This is a Quora question I was asked to answer.
By margins I am going to assume net margin, which is net income.
Think of the flow of money in a consumer goods business as a way to help you improve margins. I have a spreadsheet model accompanying this graphic here.
In the first box – activity you do to acquire customers – you potentially improve margins by optimizing your media creative and media spend to acquire customers as cheap as possible. Ideally, you target the right customers who will buy from you again because on average, a repeat customer costs 7x less to maintain than acquire a new customer.

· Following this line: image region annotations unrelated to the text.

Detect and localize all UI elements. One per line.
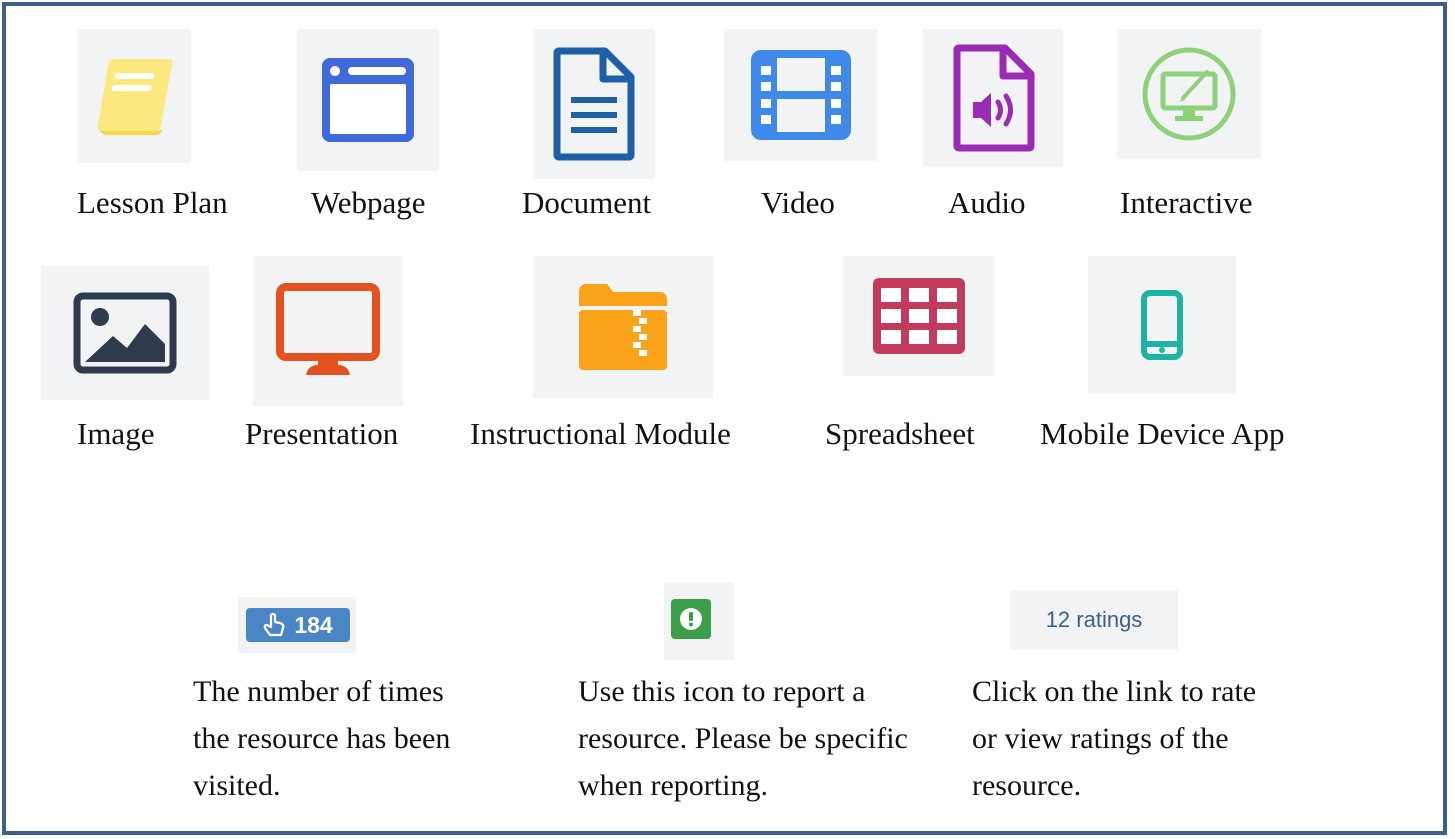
- image-label: Image: [77, 416, 155, 451]
- report-button[interactable]: [671, 599, 711, 639]
- webpage-tile: [297, 29, 439, 171]
- mobile-device-app-tile: [1088, 256, 1236, 394]
- browser-window-icon: [322, 58, 414, 142]
- ratings-tile: 12 ratings: [1010, 590, 1178, 650]
- pointer-hand-icon: [263, 613, 285, 637]
- document-tile: [533, 29, 655, 179]
- presentation-tile: [253, 256, 403, 406]
- presentation-label: Presentation: [245, 416, 399, 451]
- interactive-monitor-icon: [1142, 47, 1236, 141]
- spreadsheet-icon: [873, 278, 965, 354]
- lesson-plan-label: Lesson Plan: [77, 185, 228, 220]
- document-icon: [553, 47, 635, 161]
- image-icon: [73, 292, 177, 374]
- video-tile: [724, 29, 877, 161]
- image-tile: [41, 266, 209, 400]
- ratings-description: Click on the link to rate or view rating…: [972, 675, 1257, 802]
- interactive-label: Interactive: [1120, 185, 1253, 220]
- visits-badge-tile: 184: [238, 597, 356, 653]
- webpage-label: Webpage: [311, 185, 426, 220]
- book-icon: [97, 59, 173, 135]
- instructional-module-tile: [533, 256, 713, 398]
- film-icon: [750, 50, 851, 140]
- instructional-module-label: Instructional Module: [470, 416, 731, 451]
- zip-folder-icon: [579, 284, 667, 370]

In the second box- activity happening on your website – you potentially improve margins by optimizing your landing pages and checkout funnel, minimizing cart abandons and adding in cross-sells and upsells and downsells to maximize your order value. I built a nice logic/rules-based funnel for Woocommerce that, once installed (you will need a developer), allows you to create your own cross/up/downsells rather than have to work through a developer. Grab it here along with documentation via my Github account.
The third box – which is your operations – you potentially improve margins by focusing on cheaper COGS, more efficient operations (logistics, warehousing, administration, etc).
If your question referred to better margins on your COGS or products you purchase to resell, that I suppose is more a factor of volume – the more gives you better economies of scale, and maybe proximity of supplier – the closer they are to you then less cost in logistics.